But a lack of industrial infrastructure and funds makes it’s hard for small-scale farmers to turn a profit, Sciences says. Halo Lab’s latest investment in Lesotho follows those of some of the world’s largest cannabis companies in the country in recent years. Last year Canada-based Supreme Cannabis invested $10m in another of Lesotho’s licensed producers Medigrow.
In June last year Canadian Canopy Growth Corporation also snapped up Lesotho’s Daddy Cann company for $28.8m. The company has a license to cultivate, manufacture, supply, store, import, export, and transport cannabis and cannabis resin.
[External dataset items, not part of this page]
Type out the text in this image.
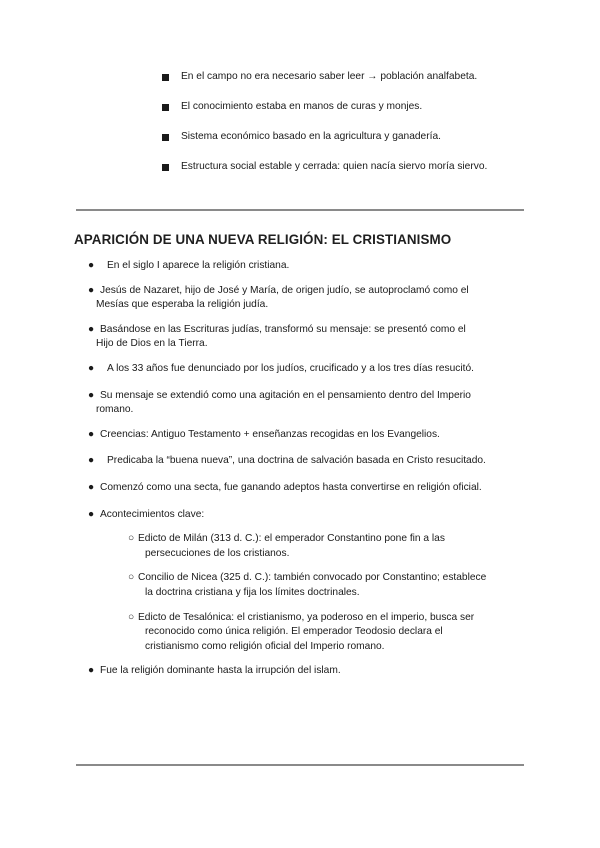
En el campo no era necesario saber leer → población analfabeta.
El conocimiento estaba en manos de curas y monjes.
Sistema económico basado en la agricultura y ganadería.
Estructura social estable y cerrada: quien nacía siervo moría siervo.
APARICIÓN DE UNA NUEVA RELIGIÓN: EL CRISTIANISMO
●	En el siglo I aparece la religión cristiana.
● Jesús de Nazaret, hijo de José y María, de origen judío, se autoproclamó como el
Mesías que esperaba la religión judía.
● Basándose en las Escrituras judías, transformó su mensaje: se presentó como el
Hijo de Dios en la Tierra.
●	A los 33 años fue denunciado por los judíos, crucificado y a los tres días resucitó.
● Su mensaje se extendió como una agitación en el pensamiento dentro del Imperio
romano.
● Creencias: Antiguo Testamento + enseñanzas recogidas en los Evangelios.
●	Predicaba la “buena nueva”, una doctrina de salvación basada en Cristo resucitado.
● Comenzó como una secta, fue ganando adeptos hasta convertirse en religión oficial.
● Acontecimientos clave:
○ Edicto de Milán (313 d. C.): el emperador Constantino pone fin a las
persecuciones de los cristianos.
○ Concilio de Nicea (325 d. C.): también convocado por Constantino; establece
la doctrina cristiana y fija los límites doctrinales.
○ Edicto de Tesalónica: el cristianismo, ya poderoso en el imperio, busca ser
reconocido como única religión. El emperador Teodosio declara el
cristianismo como religión oficial del Imperio romano.
● Fue la religión dominante hasta la irrupción del islam.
In 2017 US-based Rhizo Sciences partnered with Medi Kingdom Holdings to build a $45m medical cannabis export facility in the country.
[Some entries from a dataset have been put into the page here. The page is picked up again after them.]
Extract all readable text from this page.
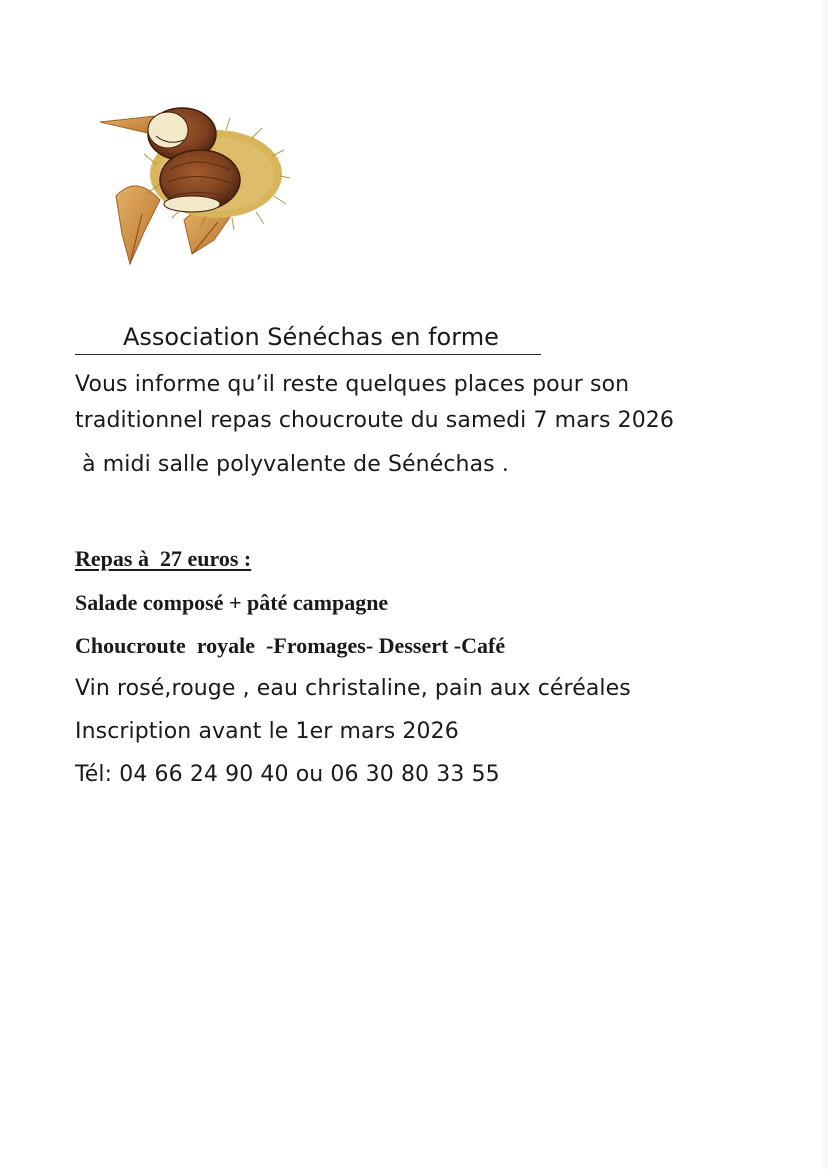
Association Sénéchas en forme

Vous informe qu’il reste quelques places pour son

traditionnel repas choucroute du samedi 7 mars 2026

à midi salle polyvalente de Sénéchas .

Repas à  27 euros :

Salade composé + pâté campagne

Choucroute  royale  -Fromages- Dessert -Café

Vin rosé,rouge , eau christaline, pain aux céréales

Inscription avant le 1er mars 2026

Tél: 04 66 24 90 40 ou 06 30 80 33 55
Marijuana is currently illegal in Lesotho, but in 2017 the government granted its first license to allow a company to grow medical cannabis. This year the government also awarded licenses for the cultivation, processing, and sale of medical marijuana, and are currently laying the regulatory and legal groundwork to legalise exportation in an effort to become the continent’s leading producer and exporter of legal cannabis.
The cannabis grown in Lesotho and other parts of the continent is “probably produced for the African and regional market, because at the moment there’s such high barriers to entry into exporting in Europe or north America,” Eoin Keenan a consultant at Prohibition Partners told African Business.